Consumo

El ahorro es una herramienta para el desarrollo social e individual

El ahorro es un elemento crucial para combatir la pobreza y lograr el bienestar.

La crisis ha puesto de manifiesto, por su ausencia, los beneficios del ahorro. Y es que no solo hablamos de un condicionante para el crecimiento futuro, sino de un elemento crucial para combatir la pobreza sobrevenida y, con ello, lograr el bienestar.

Como sabemos, el duro shock de oferta que actualmente enfrentamos hizo que aquellas personas que no ahorraban comenzarán a hacerlo. Un ejemplo de ello es la economía de España, donde la tasa de ahorro alcanza máximos históricos, y todo ello, en un escenario en que el ingreso y los beneficios empresariales se han desplomado notablemente.

Lo anterior, nos muestra que el incremento en la tasa de ahorro de los españoles no esta relacionado al hecho de que hayan aprendido a ahorrar, sino a que se han visto en la obligación de ahorrar. Hablamos de un ahorro forzoso que, aunado al ahorro de previsión, muestra su mejor racha desde 1999, que es cuando se inicio esta serie histórica.

Ya sea que el ahorro sea forzoso o no, debe rescatarse el hecho de que el ahorro resulta ser la mejor estrategia para sobrellevar cualquier crisis.

¿Qué es el ahorro?

Es la porción del ingreso que una persona decide no destinar hoy a su consumo. Entonces, reserva ese capital para cubrir una necesidad o contingencia futura. Incluso puede dejarse como herencia.

El ahorro, un asunto pendiente

Suele decirse que la capacidad futura con la que cuenta un país para crecer se mide por el ahorro con el que cuentan los agentes económicos hoy en día. Y es que, como sabemos, hasta la fecha se argumenta que la base del capitalismo es el ahorro.

Mientras Alemania se encuentra a la cabeza, junto a otras economías con gran potencial, las economías hispanohablantes se muestran más rezagadas en este campo.

Latinoamérica

El Banco Interamericano de Desarrollo (BID) en su informe “Ahorrar para desarrollarse. Cómo América Latina y el Caribe puede ahorrar más y mejor”, hace hincapié en la importancia de ahorrar, no solo para prepararse para tiempos difíciles, sino también para asegurarse un futuro mejor.
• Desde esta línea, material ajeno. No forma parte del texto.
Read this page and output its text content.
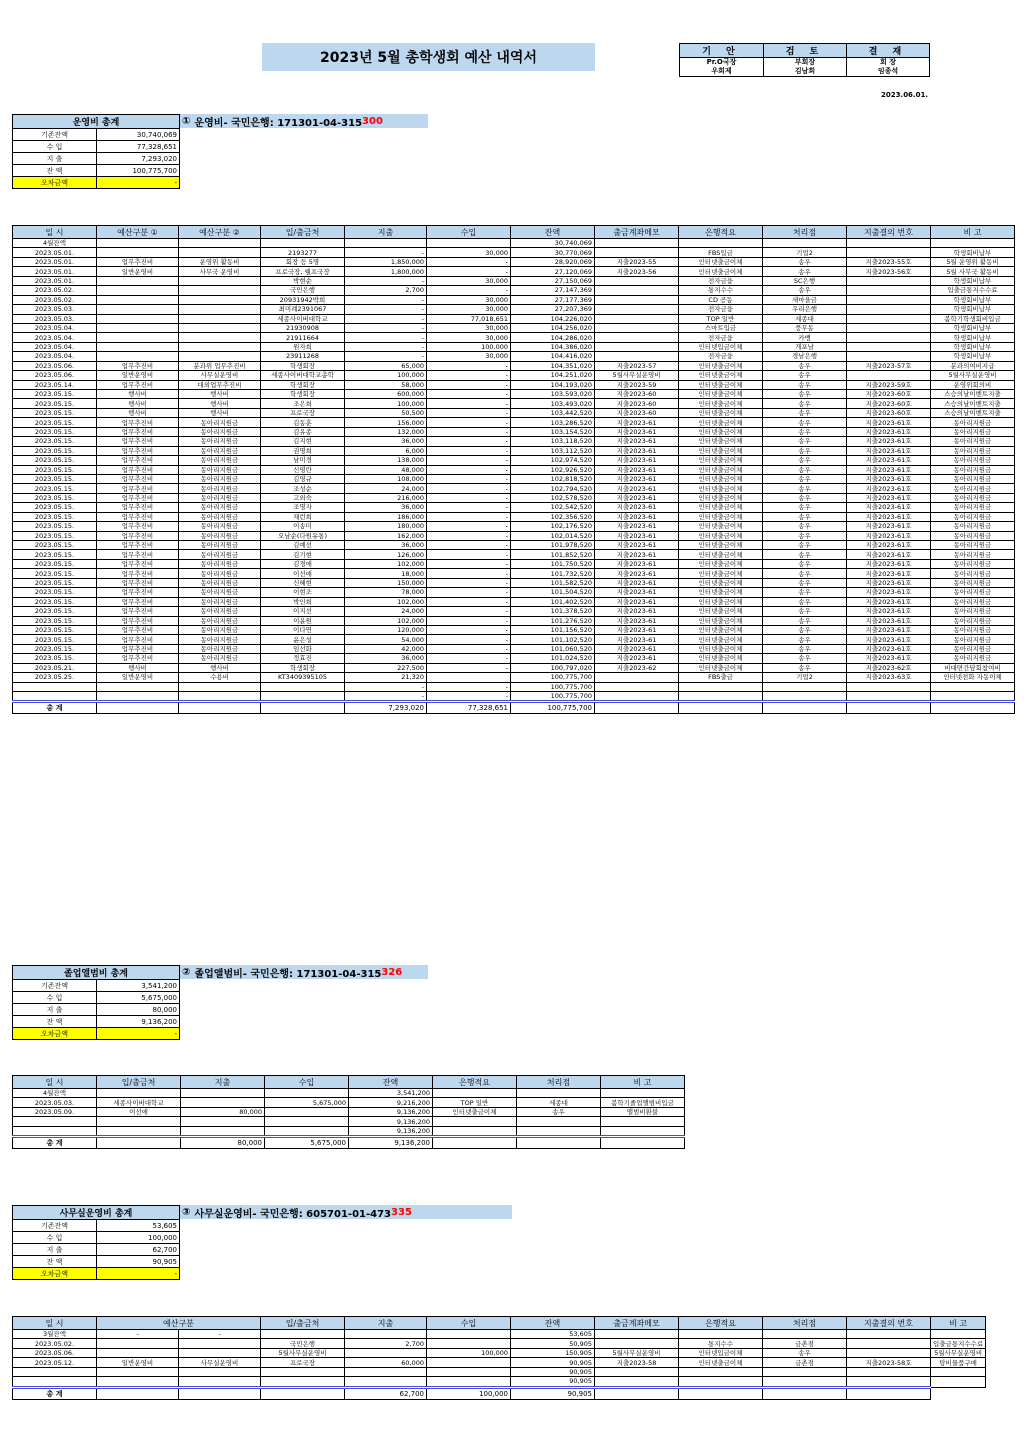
2023년 5월 총학생회 예산 내역서	기 안	검 토	결 재
Pr.O국장	부회장	회 장
우희제	김남희	임종석
2023.06.01.
운영비 총계	
기존잔액	30,740,069
수 입	77,328,651
지 출	7,293,020
잔 액	100,775,700
오차금액	-
① 운영비- 국민은행: 171301-04-315 300
일 시	예산구분 ①	예산구분 ②	입/출금처	지출	수입	잔액	출금계좌메모	은행적요	처리점	지출결의 번호	비 고
4월잔액						30,740,069					
2023.05.01.			2193277	-	30,000	30,770,069		FBS입금	기업2		학생회비납부
2023.05.01.	업무추진비	운영위 활동비	회장 등 5명	1,850,000	-	28,920,069	지출2023-55	인터넷출금이체	송우	지출2023-55호	5월 운영위 활동비
2023.05.01.	일반운영비	사무국 운영비	프로국장, 웰프국장	1,800,000	-	27,120,069	지출2023-56	인터넷출금이체	송우	지출2023-56호	5월 사무국 활동비
2023.05.01.			박현순	-	30,000	27,150,069		전자금융	SC은행		학생회비납부
2023.05.02.			국민은행	2,700	-	27,147,369		통지수수	송우		입출금통지수수료
2023.05.02.			20931942박희	-	30,000	27,177,369		CD 공동	새마을금		학생회비납부
2023.05.03.			최미례2391067	-	30,000	27,207,369		전자금융	우리은행		학생회비납부
2023.05.03.			세종사이버대학교	-	77,018,651	104,226,020		TOP 일반	세종대		봄학기학생회비입금
2023.05.04.			21930908	-	30,000	104,256,020		스마트입금	풍무동		학생회비납부
2023.05.04.			21911664	-	30,000	104,286,020		전자금융	카뱅		학생회비납부
2023.05.04.			원자희	-	100,000	104,386,020		인터넷입금이체	개포남		학생회비납부
2023.05.04.			23911268	-	30,000	104,416,020		전자금융	경남은행		학생회비납부
2023.05.06.	업무추진비	분과위 업무추진비	학생회장	65,000	-	104,351,020	지출2023-57	인터넷출금이체	송우	지출2023-57호	분과의여비지급
2023.05.06.	일반운영비	사무실운영비	세종사이버대학교총학	100,000	-	104,251,020	5월사무실운영비	인터넷출금이체	송우		5월사무실운영비
2023.05.14.	업무추진비	대외업무추진비	학생회장	58,000	-	104,193,020	지출2023-59	인터넷출금이체	송우	지출2023-59호	운영위회의비
2023.05.15.	행사비	행사비	학생회장	600,000	-	103,593,020	지출2023-60	인터넷출금이체	송우	지출2023-60호	스승의날이벤트지출
2023.05.15.	행사비	행사비	조은희	100,000	-	103,493,020	지출2023-60	인터넷출금이체	송우	지출2023-60호	스승의날이벤트지출
2023.05.15.	행사비	행사비	프로국장	50,500	-	103,442,520	지출2023-60	인터넷출금이체	송우	지출2023-60호	스승의날이벤트지출
2023.05.15.	업무추진비	동아리지원금	김동훈	156,000	-	103,286,520	지출2023-61	인터넷출금이체	송우	지출2023-61호	동아리지원금
2023.05.15.	업무추진비	동아리지원금	김유종	132,000	-	103,154,520	지출2023-61	인터넷출금이체	송우	지출2023-61호	동아리지원금
2023.05.15.	업무추진비	동아리지원금	김지현	36,000	-	103,118,520	지출2023-61	인터넷출금이체	송우	지출2023-61호	동아리지원금
2023.05.15.	업무추진비	동아리지원금	권명희	6,000	-	103,112,520	지출2023-61	인터넷출금이체	송우	지출2023-61호	동아리지원금
2023.05.15.	업무추진비	동아리지원금	남미경	138,000	-	102,974,520	지출2023-61	인터넷출금이체	송우	지출2023-61호	동아리지원금
2023.05.15.	업무추진비	동아리지원금	신영란	48,000	-	102,926,520	지출2023-61	인터넷출금이체	송우	지출2023-61호	동아리지원금
2023.05.15.	업무추진비	동아리지원금	김영규	108,000	-	102,818,520	지출2023-61	인터넷출금이체	송우	지출2023-61호	동아리지원금
2023.05.15.	업무추진비	동아리지원금	조성순	24,000	-	102,794,520	지출2023-61	인터넷출금이체	송우	지출2023-61호	동아리지원금
2023.05.15.	업무추진비	동아리지원금	고외숙	216,000	-	102,578,520	지출2023-61	인터넷출금이체	송우	지출2023-61호	동아리지원금
2023.05.15.	업무추진비	동아리지원금	조명자	36,000	-	102,542,520	지출2023-61	인터넷출금이체	송우	지출2023-61호	동아리지원금
2023.05.15.	업무추진비	동아리지원금	채런희	186,000	-	102,356,520	지출2023-61	인터넷출금이체	송우	지출2023-61호	동아리지원금
2023.05.15.	업무추진비	동아리지원금	이송미	180,000	-	102,176,520	지출2023-61	인터넷출금이체	송우	지출2023-61호	동아리지원금
2023.05.15.	업무추진비	동아리지원금	오남순(다원유통)	162,000	-	102,014,520	지출2023-61	인터넷출금이체	송우	지출2023-61호	동아리지원금
2023.05.15.	업무추진비	동아리지원금	김예선	36,000	-	101,978,520	지출2023-61	인터넷출금이체	송우	지출2023-61호	동아리지원금
2023.05.15.	업무추진비	동아리지원금	김기현	126,000	-	101,852,520	지출2023-61	인터넷출금이체	송우	지출2023-61호	동아리지원금
2023.05.15.	업무추진비	동아리지원금	김경애	102,000	-	101,750,520	지출2023-61	인터넷출금이체	송우	지출2023-61호	동아리지원금
2023.05.15.	업무추진비	동아리지원금	이선애	18,000	-	101,732,520	지출2023-61	인터넷출금이체	송우	지출2023-61호	동아리지원금
2023.05.15.	업무추진비	동아리지원금	신혜현	150,000	-	101,582,520	지출2023-61	인터넷출금이체	송우	지출2023-61호	동아리지원금
2023.05.15.	업무추진비	동아리지원금	이현조	78,000	-	101,504,520	지출2023-61	인터넷출금이체	송우	지출2023-61호	동아리지원금
2023.05.15.	업무추진비	동아리지원금	박인희	102,000	-	101,402,520	지출2023-61	인터넷출금이체	송우	지출2023-61호	동아리지원금
2023.05.15.	업무추진비	동아리지원금	이지선	24,000	-	101,378,520	지출2023-61	인터넷출금이체	송우	지출2023-61호	동아리지원금
2023.05.15.	업무추진비	동아리지원금	이윤원	102,000	-	101,276,520	지출2023-61	인터넷출금이체	송우	지출2023-61호	동아리지원금
2023.05.15.	업무추진비	동아리지원금	이다연	120,000	-	101,156,520	지출2023-61	인터넷출금이체	송우	지출2023-61호	동아리지원금
2023.05.15.	업무추진비	동아리지원금	윤은성	54,000	-	101,102,520	지출2023-61	인터넷출금이체	송우	지출2023-61호	동아리지원금
2023.05.15.	업무추진비	동아리지원금	임선화	42,000	-	101,060,520	지출2023-61	인터넷출금이체	송우	지출2023-61호	동아리지원금
2023.05.15.	업무추진비	동아리지원금	정효진	36,000	-	101,024,520	지출2023-61	인터넷출금이체	송우	지출2023-61호	동아리지원금
2023.05.21.	행사비	행사비	학생회장	227,500	-	100,797,020	지출2023-62	인터넷출금이체	송우	지출2023-62호	비대면간담회참여비
2023.05.25.	일반운영비	수용비	KT3409395105	21,320		100,775,700		FBS출금	기업2	지출2023-63호	인터넷전화 자동이체
				-	-	100,775,700					
				-	-	100,775,700					
총 계				7,293,020	77,328,651	100,775,700					
졸업앨범비 총계	
기존잔액	3,541,200
수 입	5,675,000
지 출	80,000
잔 액	9,136,200
오차금액	-
② 졸업앨범비- 국민은행: 171301-04-315 326
일 시	입/출금처	지출	수입	잔액	은행적요	처리점	비 고
4월잔액				3,541,200			
2023.05.03.	세종사이버대학교		5,675,000	9,216,200	TOP 일반	세종대	봄학기졸업앨범비입금
2023.05.09.	이선애	80,000		9,136,200	인터넷출금이체	송우	앨범비환불
				9,136,200			
				9,136,200			
총 계		80,000	5,675,000	9,136,200			
사무실운영비 총계	
기존잔액	53,605
수 입	100,000
지 출	62,700
잔 액	90,905
오차금액	-
③ 사무실운영비- 국민은행: 605701-01-473 335
일 시	예산구분		입/출금처	지출	수입	잔액	출금계좌메모	은행적요	처리점	지출결의 번호	비 고
3월잔액	-	-				53,605					
2023.05.02.			국민은행	2,700		50,905		통지수수	금촌점		입출금통지수수료
2023.05.06.			5월사무실운영비		100,000	150,905	5월사무실운영비	인터넷입금이체	송우		5월사무실운영비
2023.05.12.	일반운영비	사무실운영비	프로국장	60,000		90,905	지출2023-58	인터넷출금이체	금촌점	지출2023-58호	탕비물품구매
						90,905					
						90,905					
총 계				62,700	100,000	90,905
Tomas Serebrisky, economista principal del BID y coautor del informe durante la presentación, señaló que AL enfrenta un doble problema con el ahorro; menos del 50 por ciento de los trabajadores contribuyen económicamente para la jubilación, aumentando el riesgo de un mayor porcentaje de personas mayores en situación de pobreza. Por otro lado, las personas que ahorran en estos países, ahorran poco y lo hacen mal.

Por su parte, BBVA Bancomer, plantea que una solución sería potenciar la educación financiera y crear una cultura basada en mejorar los hábitos de ahorro de la latinoamericanos.

Estos datos, en el análisis superficial de las tasas de ahorro bruto en relación al PIB, ya muestran motivos suficientes para resaltar el problema, y así incentivar el ahorro. Pues de seguir así, no solo hablaos de limitaciones ante acontecimientos futuros, sino de una mayor vulnerabilidad de la ciudadanía en escenarios similares al que hoy vivimos.

Del gasto hormiga a los ahorros hormiga

Los gastos hormiga son pequeños gastos que no son realmente necesarios y que hacemos de manera reiterada y casi inconsciente ya que no tenemos en cuenta las consecuencias en nuestro presupuesto.

Sin embargo, estos pueden tener un efecto muy perjudicial al destruir nuestra capacidad de ahorro e incluso pueden llevaros al endeudamiento innecesario.

CUÁLES SON LOS GASTOS HORMIGA MÁS COMUNES Y CÓMO DESHACERSE DE ELLOS |  Finanzas personales, Finanzas, Hormigas

Para poder enfrentar a los gastos hormiga, lo primero que tenemos que hacer es identificarlos. Para lograrlo, debemos registrar todos los pequeños gastos que hacemos al día. Una vez identificados, sumamos todos los gastos y calculamos cuánto gastamos al mes. 

La idea es la siguiente: Una vez que ya tenemos identificados los gastos hormiga podemos seguir estas pautas de comportamiento para mejorar la administración de nuestros recursos:

  • Registrar los gastos diarios aunque sean pequeños.
  • Planificar cómo gastaremos nuestro dinero durante el mes.
  • Ponernos una meta de ahorro (por ejemplo, ahorrar 100 pesos al mes para hacer un viaje o comprarnos un par de zapatos).
  • Separar un cierto monto de dinero para gastos superfluos del mes (un 2% de nuestro salario, por ejemplo).